Welcome

Welcome to ‘Til Twangdom Come.  This is a trial drive to see if I can find the gears, pop the clutch, and drive this thing (those of you who’ve only experience automatic transmissions, that last figure ran off the road and is wheel spinning in the ditch).  So in that spirit of test driving, I’ll keep this first one short and sweet (or, depending on your politics, short and sour).

A cousin of mine who I knew slightly when I was just about a teen and he a few years younger, was kind enough to read something I posted on FB and to worry I’d been taken in by the yellow journalism of the far left.  I suggested that “yellow journalism” was historically a right wing phenomenon (ah, the good ole days of William Randolph Hearst as he stoked the fear of the masses and reaped a bundle of cash, erected Hearst Castle, and set himself up to be imagined by Orson Welles in Citizen Kane), and I suggested that the tradition of yellow journalism might be counterposed to the tradition of muckraking.  I offered a few comments in support of muckraking.

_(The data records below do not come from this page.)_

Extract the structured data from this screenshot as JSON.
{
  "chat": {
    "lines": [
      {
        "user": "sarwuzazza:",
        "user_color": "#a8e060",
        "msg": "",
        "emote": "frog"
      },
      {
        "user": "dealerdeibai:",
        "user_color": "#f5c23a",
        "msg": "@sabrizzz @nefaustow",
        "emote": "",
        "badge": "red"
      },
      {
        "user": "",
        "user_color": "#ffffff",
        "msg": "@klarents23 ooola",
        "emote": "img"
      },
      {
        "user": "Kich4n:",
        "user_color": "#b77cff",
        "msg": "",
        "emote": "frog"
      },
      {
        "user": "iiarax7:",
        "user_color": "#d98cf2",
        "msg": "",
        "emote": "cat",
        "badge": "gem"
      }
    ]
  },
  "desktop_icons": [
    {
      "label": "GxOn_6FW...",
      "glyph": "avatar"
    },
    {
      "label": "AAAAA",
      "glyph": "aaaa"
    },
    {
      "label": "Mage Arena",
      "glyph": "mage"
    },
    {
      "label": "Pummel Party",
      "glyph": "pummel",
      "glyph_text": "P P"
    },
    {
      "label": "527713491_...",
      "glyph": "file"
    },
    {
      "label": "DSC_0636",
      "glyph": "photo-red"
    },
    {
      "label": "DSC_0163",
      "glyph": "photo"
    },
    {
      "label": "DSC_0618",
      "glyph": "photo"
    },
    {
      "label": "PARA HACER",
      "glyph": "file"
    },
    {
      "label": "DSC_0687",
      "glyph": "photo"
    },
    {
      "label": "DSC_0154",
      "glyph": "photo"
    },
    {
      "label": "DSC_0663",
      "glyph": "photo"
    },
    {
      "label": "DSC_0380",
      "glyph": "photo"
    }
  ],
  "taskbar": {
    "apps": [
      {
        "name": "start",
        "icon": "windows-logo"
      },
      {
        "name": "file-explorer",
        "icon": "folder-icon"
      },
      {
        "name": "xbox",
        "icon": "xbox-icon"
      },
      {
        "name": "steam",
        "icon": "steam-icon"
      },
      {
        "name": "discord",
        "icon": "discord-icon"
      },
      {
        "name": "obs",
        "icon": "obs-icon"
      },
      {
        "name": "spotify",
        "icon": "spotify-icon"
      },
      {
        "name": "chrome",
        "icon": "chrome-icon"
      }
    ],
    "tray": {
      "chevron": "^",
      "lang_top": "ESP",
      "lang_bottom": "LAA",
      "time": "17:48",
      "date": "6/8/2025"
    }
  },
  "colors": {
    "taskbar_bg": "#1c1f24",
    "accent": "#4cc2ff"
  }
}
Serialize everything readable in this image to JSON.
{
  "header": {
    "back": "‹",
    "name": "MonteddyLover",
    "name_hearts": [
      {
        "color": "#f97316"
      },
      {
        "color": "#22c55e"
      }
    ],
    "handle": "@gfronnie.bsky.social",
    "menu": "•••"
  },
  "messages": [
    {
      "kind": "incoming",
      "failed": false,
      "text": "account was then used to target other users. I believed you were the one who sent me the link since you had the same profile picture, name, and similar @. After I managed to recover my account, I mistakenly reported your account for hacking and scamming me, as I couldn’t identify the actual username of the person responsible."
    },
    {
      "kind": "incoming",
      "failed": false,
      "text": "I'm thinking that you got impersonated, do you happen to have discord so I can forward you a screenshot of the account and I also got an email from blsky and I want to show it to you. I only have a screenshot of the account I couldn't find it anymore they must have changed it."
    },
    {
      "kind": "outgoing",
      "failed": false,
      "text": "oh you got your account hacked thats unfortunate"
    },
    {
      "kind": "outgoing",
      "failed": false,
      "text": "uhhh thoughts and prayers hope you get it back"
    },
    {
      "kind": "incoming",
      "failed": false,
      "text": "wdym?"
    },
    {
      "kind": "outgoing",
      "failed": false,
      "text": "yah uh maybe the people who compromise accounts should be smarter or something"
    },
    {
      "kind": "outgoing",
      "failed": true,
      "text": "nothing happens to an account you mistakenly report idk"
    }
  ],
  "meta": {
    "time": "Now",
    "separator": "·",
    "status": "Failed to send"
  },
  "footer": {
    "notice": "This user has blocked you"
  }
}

Here, I’d like to add an additional comment: yellow journalism and muckraking both involve distortion.  Yellow journalism distorts in order to obscure or contradict a truth for the private benefit of an already empowered individual or group.  Muckraking distorts in order to intensify a truth in order to serve a broader, public good (and usually on behalf of those who are economically and politically exploited and marginalized).  Fear mongering is a feature of yellow journalism.  Creating awareness of abuses and dramatizing the plight of the exploited is a feature of muckraking.  Rachel Maddow’s sustained coverage of the Flint, MI water debacle is a case in point: journalistically informed advocacy on behalf of those without power and whose lives were being destroyed in order to economically benefit those in power.

Back in the early 20th century muckraking as a term fell out of favor.  Perhaps it’s time to bring it back into play.  Guess I’ll go talk to the used car salesman and see what sort of price he’ll give me on this thing and if my credit is good (oh wait! speech is still free, isn’t it?).

So in closing, as my buddy Mark Twang likes to say:

Remember, the dif’rence tween “hail” and “heil” is a single letter.